La obviedad de tener siempre un teléfono entre las manos, a través del cual estamos vinculados a todos los que queremos y a todo lo que necesitamos inmediatamente, en muchos sentidos ha eliminado la responsabilidad y la conciencia de lo que hacemos y decimos a través de él. Estamos contestando varios chats al mismo tiempo: organizando cosas de trabajo, manteniendo conversaciones profundas con alguien, con alguien más hablando de banalidades, terminando una relación o haciendo una conquista romántica, y con otros tantos, poniendo citas o aclarando situaciones.
Todo pasa a la vez y en el mismo minuto. WhatsApp acaba por convertirse en un centro de operaciones de la vida a todos los niveles. Al punto que el chat lo manejamos en muchos casos como un juego, es decir, sin la conciencia real de que otro individuo está del otro lado. No tener un rostro enfrente, en cierto modo invisibiliza al otro y llegamos a actuar como si fuéramos solamente nosotros con una pantallita y punto.
Me refiero por ejemplo al caso de la mujer -en Galicia, España- que cuestionó a la profesora de su hijo en un grupo de WhatsApp de papás de los estudiantes. Al parecer, el impulso le costará a esta señora una multa de mil euros debido a una denuncia por injurias y calumnia. Me pregunto cómo, con el paso del tiempo, se irán transformando las legislaciones de los países con base en la vida digital, sus minucias y formas, para proteger los derechos al buen nombre, desarrollo de la personalidad, privacidad, etcétera.
Lo interesante es que ya estamos empezando, a tientas, a resolver casos no solamente de acosos, sino de faltas latentes contra el otro mediante el chat. La justicia en cada lugar ya empieza a operar, con las herramientas que apenas se tienen, para poner orden a la ‘digitalidad’ humana. Otro caso fue el sucedido también en España el año pasado, cuando un grupo de niños acosaron a través del chat a una niña. Sus palabras y vulgaridades -por supuesto untadas de misoginia y machismo- llevaron a una condena consistente en multas, tareas socioeducativas y trabajos comunitarios. Incluso a la creación de una línea para denunciar acoso cibernético.
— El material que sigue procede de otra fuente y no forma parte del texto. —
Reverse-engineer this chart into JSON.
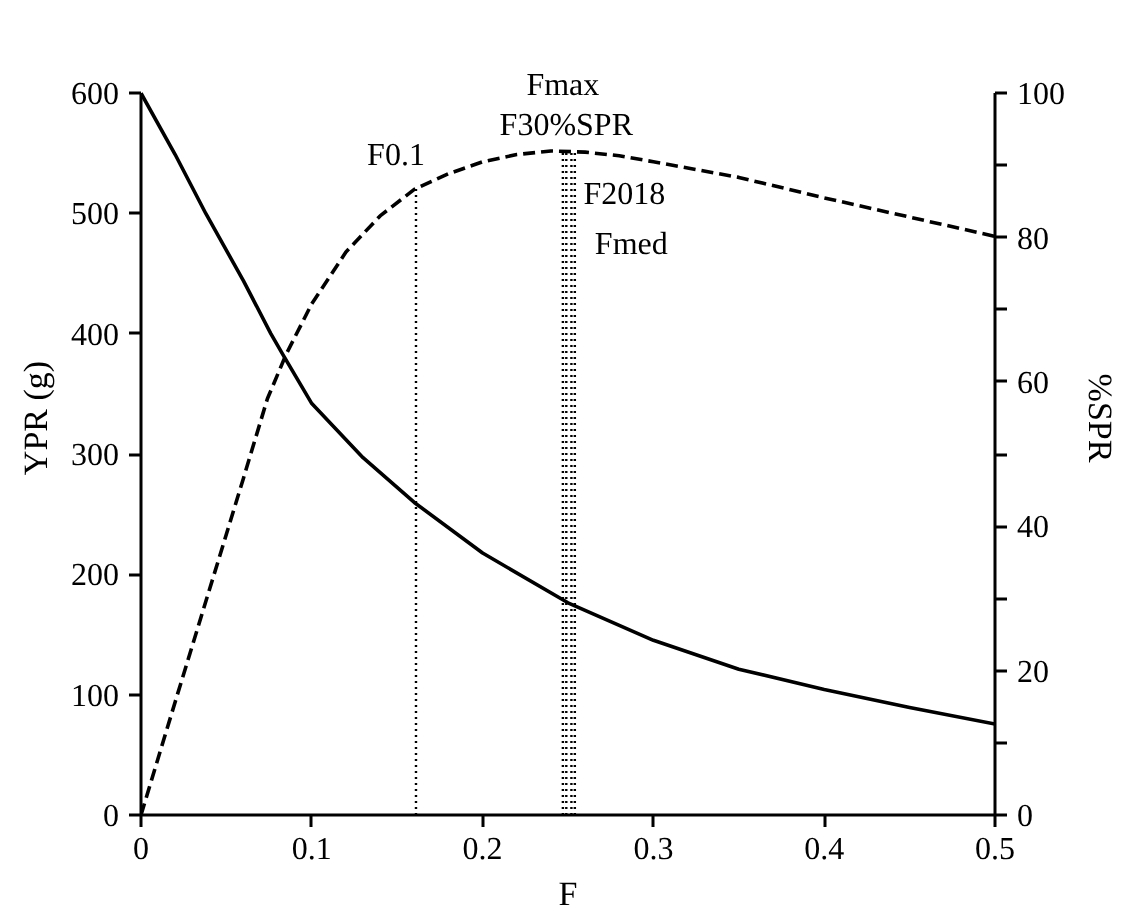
{
  "chart_data": {
    "type": "line",
    "xlabel": "F",
    "ylabel": "YPR (g)",
    "y2label": "%SPR",
    "xlim": [
      0,
      0.5
    ],
    "xticks": [
      0,
      0.1,
      0.2,
      0.3,
      0.4,
      0.5
    ],
    "ylim": [
      0,
      600
    ],
    "yticks": [
      0,
      100,
      200,
      300,
      400,
      500,
      600
    ],
    "y2lim": [
      0,
      100
    ],
    "y2ticks": [
      0,
      {
        "value": 10,
        "label": null
      },
      20,
      {
        "value": 30,
        "label": null
      },
      40,
      {
        "value": 50,
        "label": null
      },
      60,
      {
        "value": 70,
        "label": null
      },
      80,
      {
        "value": 90,
        "label": null
      },
      100
    ],
    "grid": false,
    "legend": false,
    "marker": "none",
    "series": [
      {
        "color": "#000000",
        "line_style": "dashed",
        "x": [
          0,
          0.02,
          0.04,
          0.06,
          0.074,
          0.085,
          0.1,
          0.12,
          0.14,
          0.16,
          0.18,
          0.2,
          0.22,
          0.24,
          0.26,
          0.28,
          0.3,
          0.35,
          0.4,
          0.45,
          0.5
        ],
        "values": [
          0,
          94,
          187,
          280,
          346,
          383,
          425,
          468,
          498,
          520,
          533,
          543,
          549,
          552,
          551,
          548,
          543,
          530,
          513,
          497,
          481
        ]
      },
      {
        "color": "#000000",
        "line_style": "solid",
        "axis": "y2",
        "x": [
          0,
          0.02,
          0.038,
          0.06,
          0.076,
          0.083,
          0.1,
          0.13,
          0.16,
          0.2,
          0.25,
          0.3,
          0.35,
          0.4,
          0.45,
          0.5
        ],
        "values": [
          100,
          91.5,
          83.3,
          74,
          66.7,
          63.8,
          57,
          49.5,
          43.3,
          36.3,
          29.4,
          24.2,
          20.2,
          17.4,
          14.9,
          12.6
        ]
      }
    ],
    "ref_lines": [
      {
        "axis": "x",
        "value": 0.161,
        "label": "F0.1",
        "line_style": "dotted"
      },
      {
        "axis": "x",
        "value": 0.247,
        "label": "Fmax",
        "line_style": "dotted"
      },
      {
        "axis": "x",
        "value": 0.249,
        "label": "F30%SPR",
        "line_style": "dotted"
      },
      {
        "axis": "x",
        "value": 0.252,
        "label": "F2018",
        "line_style": "dotted"
      },
      {
        "axis": "x",
        "value": 0.254,
        "label": "Fmed",
        "line_style": "dotted"
      }
    ]
  }
}
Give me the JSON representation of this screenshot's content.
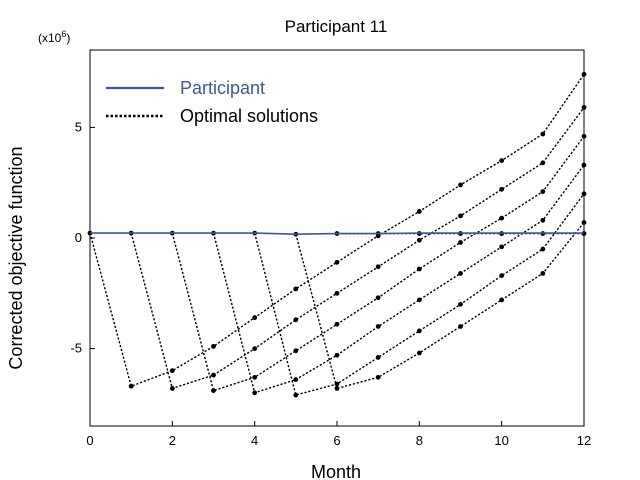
{
  "chart_data": {
    "type": "line",
    "title": "Participant 11",
    "xlabel": "Month",
    "ylabel": "Corrected objective function",
    "y_multiplier": "(x10",
    "y_multiplier_exp": "6",
    "y_multiplier_close": ")",
    "xlim": [
      0,
      12
    ],
    "ylim": [
      -8.5,
      8.5
    ],
    "xticks": [
      0,
      2,
      4,
      6,
      8,
      10,
      12
    ],
    "yticks": [
      -5,
      0,
      5
    ],
    "grid": false,
    "legend_position": "top-left",
    "participant": {
      "name": "Participant",
      "color": "#3d5a96",
      "x": [
        0,
        1,
        2,
        3,
        4,
        5,
        6,
        7,
        8,
        9,
        10,
        11,
        12
      ],
      "y": [
        0.22,
        0.22,
        0.22,
        0.22,
        0.22,
        0.17,
        0.2,
        0.2,
        0.22,
        0.22,
        0.22,
        0.22,
        0.22
      ]
    },
    "optimal": {
      "name": "Optimal solutions",
      "color": "#000000",
      "series": [
        {
          "x": [
            0,
            1,
            2,
            3,
            4,
            5,
            6,
            7,
            8,
            9,
            10,
            11,
            12
          ],
          "y": [
            0.22,
            -6.7,
            -6.0,
            -4.9,
            -3.6,
            -2.3,
            -1.1,
            0.1,
            1.2,
            2.4,
            3.5,
            4.7,
            7.4
          ]
        },
        {
          "x": [
            1,
            2,
            3,
            4,
            5,
            6,
            7,
            8,
            9,
            10,
            11,
            12
          ],
          "y": [
            0.22,
            -6.8,
            -6.2,
            -5.0,
            -3.7,
            -2.5,
            -1.3,
            -0.1,
            1.0,
            2.2,
            3.4,
            5.9
          ]
        },
        {
          "x": [
            2,
            3,
            4,
            5,
            6,
            7,
            8,
            9,
            10,
            11,
            12
          ],
          "y": [
            0.22,
            -6.9,
            -6.3,
            -5.1,
            -3.9,
            -2.7,
            -1.4,
            -0.2,
            0.9,
            2.1,
            4.6
          ]
        },
        {
          "x": [
            3,
            4,
            5,
            6,
            7,
            8,
            9,
            10,
            11,
            12
          ],
          "y": [
            0.22,
            -7.0,
            -6.4,
            -5.3,
            -4.0,
            -2.8,
            -1.6,
            -0.4,
            0.8,
            3.3
          ]
        },
        {
          "x": [
            4,
            5,
            6,
            7,
            8,
            9,
            10,
            11,
            12
          ],
          "y": [
            0.22,
            -7.1,
            -6.6,
            -5.4,
            -4.2,
            -3.0,
            -1.7,
            -0.5,
            2.0
          ]
        },
        {
          "x": [
            5,
            6,
            7,
            8,
            9,
            10,
            11,
            12
          ],
          "y": [
            0.17,
            -6.8,
            -6.3,
            -5.2,
            -4.0,
            -2.8,
            -1.6,
            0.7
          ]
        },
        {
          "x": [
            6,
            7,
            8,
            9,
            10,
            11,
            12
          ],
          "y": [
            0.2,
            0.2,
            0.2,
            0.2,
            0.2,
            0.2,
            0.2
          ]
        }
      ]
    }
  }
}
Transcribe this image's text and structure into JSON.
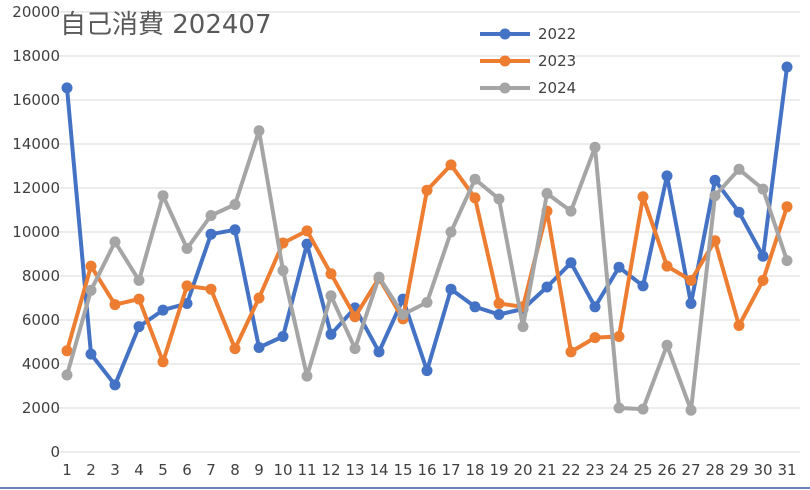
{
  "chart_data": {
    "type": "line",
    "title": "自己消費 202407",
    "xlabel": "",
    "ylabel": "",
    "ylim": [
      0,
      20000
    ],
    "yticks": [
      0,
      2000,
      4000,
      6000,
      8000,
      10000,
      12000,
      14000,
      16000,
      18000,
      20000
    ],
    "categories": [
      "1",
      "2",
      "3",
      "4",
      "5",
      "6",
      "7",
      "8",
      "9",
      "10",
      "11",
      "12",
      "13",
      "14",
      "15",
      "16",
      "17",
      "18",
      "19",
      "20",
      "21",
      "22",
      "23",
      "24",
      "25",
      "26",
      "27",
      "28",
      "29",
      "30",
      "31"
    ],
    "grid": true,
    "legend_position": "top-right",
    "series": [
      {
        "name": "2022",
        "color": "#4472c4",
        "values": [
          16550,
          4450,
          3050,
          5700,
          6450,
          6750,
          9900,
          10100,
          4750,
          5250,
          9450,
          5350,
          6550,
          4550,
          6950,
          3700,
          7400,
          6600,
          6250,
          6500,
          7500,
          8600,
          6600,
          8400,
          7550,
          12550,
          6750,
          12350,
          10900,
          8900,
          17500
        ]
      },
      {
        "name": "2023",
        "color": "#ed7d31",
        "values": [
          4600,
          8450,
          6700,
          6950,
          4100,
          7550,
          7400,
          4700,
          7000,
          9500,
          10050,
          8100,
          6150,
          7900,
          6050,
          11900,
          13050,
          11550,
          6750,
          6600,
          10950,
          4550,
          5200,
          5250,
          11600,
          8450,
          7800,
          9600,
          5750,
          7800,
          11150
        ]
      },
      {
        "name": "2024",
        "color": "#a5a5a5",
        "values": [
          3500,
          7350,
          9550,
          7800,
          11650,
          9250,
          10750,
          11250,
          14600,
          8250,
          3450,
          7100,
          4700,
          7950,
          6250,
          6800,
          10000,
          12400,
          11500,
          5700,
          11750,
          10950,
          13850,
          2000,
          1950,
          4850,
          1900,
          11650,
          12850,
          11950,
          8700
        ]
      }
    ]
  }
}
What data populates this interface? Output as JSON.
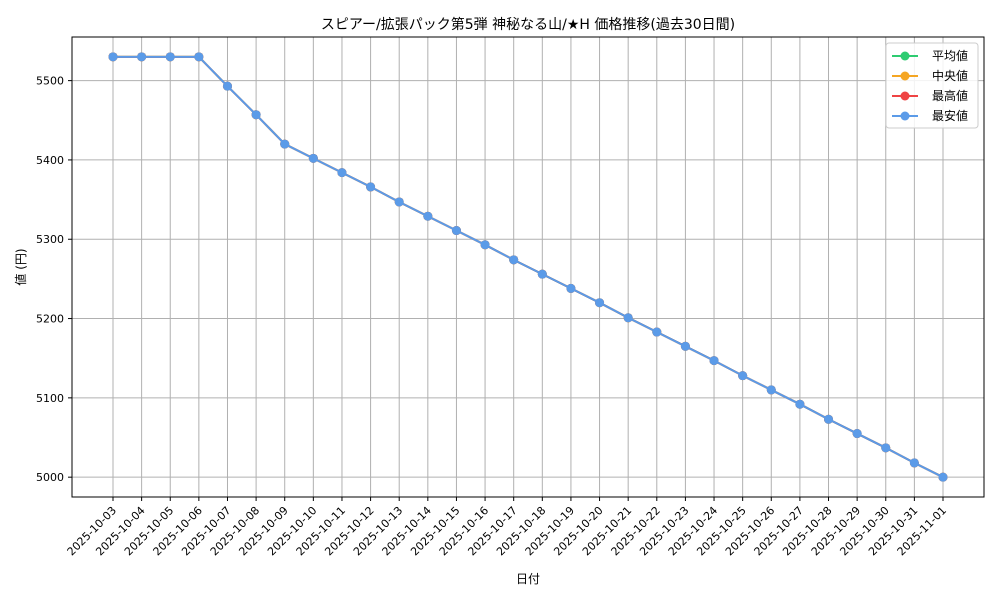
{
  "chart_data": {
    "type": "line",
    "title": "スピアー/拡張パック第5弾 神秘なる山/★H 価格推移(過去30日間)",
    "xlabel": "日付",
    "ylabel": "値 (円)",
    "x": [
      "2025-10-03",
      "2025-10-04",
      "2025-10-05",
      "2025-10-06",
      "2025-10-07",
      "2025-10-08",
      "2025-10-09",
      "2025-10-10",
      "2025-10-11",
      "2025-10-12",
      "2025-10-13",
      "2025-10-14",
      "2025-10-15",
      "2025-10-16",
      "2025-10-17",
      "2025-10-18",
      "2025-10-19",
      "2025-10-20",
      "2025-10-21",
      "2025-10-22",
      "2025-10-23",
      "2025-10-24",
      "2025-10-25",
      "2025-10-26",
      "2025-10-27",
      "2025-10-28",
      "2025-10-29",
      "2025-10-30",
      "2025-10-31",
      "2025-11-01"
    ],
    "ylim": [
      4975,
      5555
    ],
    "yticks": [
      5000,
      5100,
      5200,
      5300,
      5400,
      5500
    ],
    "grid": true,
    "legend_position": "top-right",
    "series": [
      {
        "name": "平均値",
        "color": "#2ecc71",
        "marker": "circle",
        "values": [
          5530,
          5530,
          5530,
          5530,
          5493,
          5457,
          5420,
          5402,
          5384,
          5366,
          5347,
          5329,
          5311,
          5293,
          5274,
          5256,
          5238,
          5220,
          5201,
          5183,
          5165,
          5147,
          5128,
          5110,
          5092,
          5073,
          5055,
          5037,
          5018,
          5000
        ]
      },
      {
        "name": "中央値",
        "color": "#f5a623",
        "marker": "circle",
        "values": [
          5530,
          5530,
          5530,
          5530,
          5493,
          5457,
          5420,
          5402,
          5384,
          5366,
          5347,
          5329,
          5311,
          5293,
          5274,
          5256,
          5238,
          5220,
          5201,
          5183,
          5165,
          5147,
          5128,
          5110,
          5092,
          5073,
          5055,
          5037,
          5018,
          5000
        ]
      },
      {
        "name": "最高値",
        "color": "#ef4444",
        "marker": "circle",
        "values": [
          5530,
          5530,
          5530,
          5530,
          5493,
          5457,
          5420,
          5402,
          5384,
          5366,
          5347,
          5329,
          5311,
          5293,
          5274,
          5256,
          5238,
          5220,
          5201,
          5183,
          5165,
          5147,
          5128,
          5110,
          5092,
          5073,
          5055,
          5037,
          5018,
          5000
        ]
      },
      {
        "name": "最安値",
        "color": "#5b9be8",
        "marker": "circle",
        "values": [
          5530,
          5530,
          5530,
          5530,
          5493,
          5457,
          5420,
          5402,
          5384,
          5366,
          5347,
          5329,
          5311,
          5293,
          5274,
          5256,
          5238,
          5220,
          5201,
          5183,
          5165,
          5147,
          5128,
          5110,
          5092,
          5073,
          5055,
          5037,
          5018,
          5000
        ]
      }
    ]
  }
}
Es que en este escenario digital es fácil tirar la piedra y esconder la mano, pero justo ahí es que se empiezan a armar las coartadas para que podamos convivir tolerante y respetuosamente también en este medio. Pocos casos de este tipo han salido a la luz, pero con certeza son millones los que han quedado callados e impunes. Curioso, por ejemplo, otro caso español. Un médico en Valencia tuvo que pagar a su ex socio una multa por haber tenido como estado de WhatsApp la frase insidiosa “no te fíes de Javier Gutiérrez”.
Y pues en cada territorio se están poniendo las pilas a su manera. En Jordania, quienes sea sorprendidos escribiendo malas palabras en WhatsApp tendrán que pagar una multa de cerca de un millón de pesos mexicanos. Eso para los jordanos porque los extranjeros pueden, además de la multa, ser deportados. El punto está en ¿cuáles son y cuáles no son ‘malas palabras’? Así es que en Jordania, más vale insultarse al oído pero no por chat.